A supporto della propria decisione il giudice di prime cure aveva evidenziato che il soggetto detentore del documento richiesto non poteva svolgere ex ante alcuna ultronea valutazione sull’ammissibilità, sull’influenza o sulla decisività del documento richiesto, poiché un simile apprezzamento competeva, se del caso, solo all’autorità giudiziaria investita della questione; che il ricorrente aveva rimarcato di avere la necessità di tutelare la propria posizione, non solo in sede penale, ma anche rivolgendosi all’Autorità di regolazione dei trasporti, al Giudice di Pace nei confronti dell’ordinanza ingiunzione in corso di emanazione, nonché in sede civile a prescindere dal procedimento penale; che l’assunto sostenuto da Trenitalia secondo cui non era configurabile un collegamento tra la necessità di conoscere le generalità dell’agente accertatore e le esigenze difensive si rivelava infondato, perché, per poter verificare che lo stesso era in possesso di validi e regolari titoli legittimanti, o per potere svolgere compiutamente le proprie difese in sede civile, il ricorrente non poteva prescindere dall’acquisizione delle generalità del soggetto al quale eventualmente notificare l’atto introduttivo del giudizio; inoltre, le generalità dell’agente accertatore non rientravano tra i dati per i quali l’ordinamento apprestava una particolare e rafforzata tutela, quali i dati sensibili, i dati giudiziari e i dati cosiddetti super sensibili.

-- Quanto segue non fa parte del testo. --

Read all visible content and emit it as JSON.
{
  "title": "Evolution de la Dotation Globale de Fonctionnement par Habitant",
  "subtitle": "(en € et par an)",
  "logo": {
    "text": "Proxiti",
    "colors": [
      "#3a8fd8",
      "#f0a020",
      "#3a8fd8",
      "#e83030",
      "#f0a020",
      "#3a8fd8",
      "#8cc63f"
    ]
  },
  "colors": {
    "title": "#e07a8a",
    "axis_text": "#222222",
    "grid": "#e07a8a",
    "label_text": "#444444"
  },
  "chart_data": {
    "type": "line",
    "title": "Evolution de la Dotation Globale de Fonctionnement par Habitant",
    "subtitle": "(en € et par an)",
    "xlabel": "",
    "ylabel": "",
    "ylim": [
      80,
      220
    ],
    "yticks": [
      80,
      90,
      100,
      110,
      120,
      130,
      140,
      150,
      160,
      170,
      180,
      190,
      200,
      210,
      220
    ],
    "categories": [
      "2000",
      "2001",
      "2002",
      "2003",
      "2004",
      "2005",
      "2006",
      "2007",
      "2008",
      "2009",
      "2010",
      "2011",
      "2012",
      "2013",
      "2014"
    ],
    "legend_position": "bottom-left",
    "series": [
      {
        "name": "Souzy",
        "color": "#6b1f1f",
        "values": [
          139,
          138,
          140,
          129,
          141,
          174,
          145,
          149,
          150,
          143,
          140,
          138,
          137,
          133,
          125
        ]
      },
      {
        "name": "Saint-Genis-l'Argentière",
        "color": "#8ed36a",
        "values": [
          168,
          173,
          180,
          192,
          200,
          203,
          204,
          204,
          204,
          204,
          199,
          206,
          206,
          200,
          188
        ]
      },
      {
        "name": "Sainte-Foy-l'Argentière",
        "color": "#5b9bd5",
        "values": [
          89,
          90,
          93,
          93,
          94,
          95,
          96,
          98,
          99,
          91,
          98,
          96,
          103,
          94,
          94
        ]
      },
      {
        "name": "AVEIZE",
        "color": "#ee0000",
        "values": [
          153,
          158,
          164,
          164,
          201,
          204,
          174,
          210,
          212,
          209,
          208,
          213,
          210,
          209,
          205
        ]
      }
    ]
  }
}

A questo punto è stata Trenitalia a proporre appello al Consiglio di Stato lamentando error in iudicando e in procedendo, per violazione e falsa applicazione degli artt. 22 e 24 della l. n. 241 del 1990, art. 32 Cost., art. 8 par.1, della Carta dei diritti fondamentali dell’Unione europea e 16, par. 1, del TFUE, nonché errore di fatto, motivazione apparente, illogicità, contraddittorietà della sentenza impugnata: ovviamente, il passeggero si è costituito in giudizio, insistendo con memoria per il rigetto dall’impugnazione. E i giudici gli hanno dato ragione, dichiarando infondato l’appello e respingendolo. 

 

L’Azienda è arrivata a paventare per la sicurezza personale stessa dei suoi dipendenti

Trenitalia nel suo appello aveva ribadito di aver provveduto ad oscurare il nominativo dell’agente accertatore perché a suo dire non sarebbe esistito uno stretto collegamento tra la documentazione richiesta con l’istanza di accesso e le esigenze difensive rappresentate; inoltre, diversamente da quanto asserito nella sentenza impugnata, Trenitalia S.p.A. non avrebbe svolto alcuna ultronea valutazione ex ante sull’ammissibilità, sull’influenza o sulla decisività del documento richiesto. Secondo l’appellante, l’oscuramento del nome dell’agente accertatore sarebbe volto ad evitare che, attraverso l’esercizio del diritto di accesso, chiunque possa conoscere le generalità ed identificare la persona fisica, con violazione della privacy e la sicurezza personale di chi ha proceduto alla irrogazione della sanzione. Ciò in quanto il personale viaggiante di Trenitalia, dovendosi interfacciare direttamente con il pubblico e dovendo vigilare sul rispetto delle regole, talvolta anche irrogando sanzioni, è esposto a possibili reazioni dei viaggiatori che, qualora ne conoscessero le generalità, potrebbero attuare non solo condotte emulative o moleste ma anche vere e proprie aggressioni (verbali o anche fisiche). 

L’appellante ha inoltre lamentato l’insussistenza di qualsiasi esigenza difensiva che giustificasse l’ostensione del nominativo dell’agente accertatore. Le modalità di accesso ai documenti individuata da Trenitalia (ad eccezione del nominativo dell’agente accertatore) avrebbe consentito comunque al ricorrente di ottenere tutte le informazioni necessarie idonee a supportare le asserite esigenze difensive.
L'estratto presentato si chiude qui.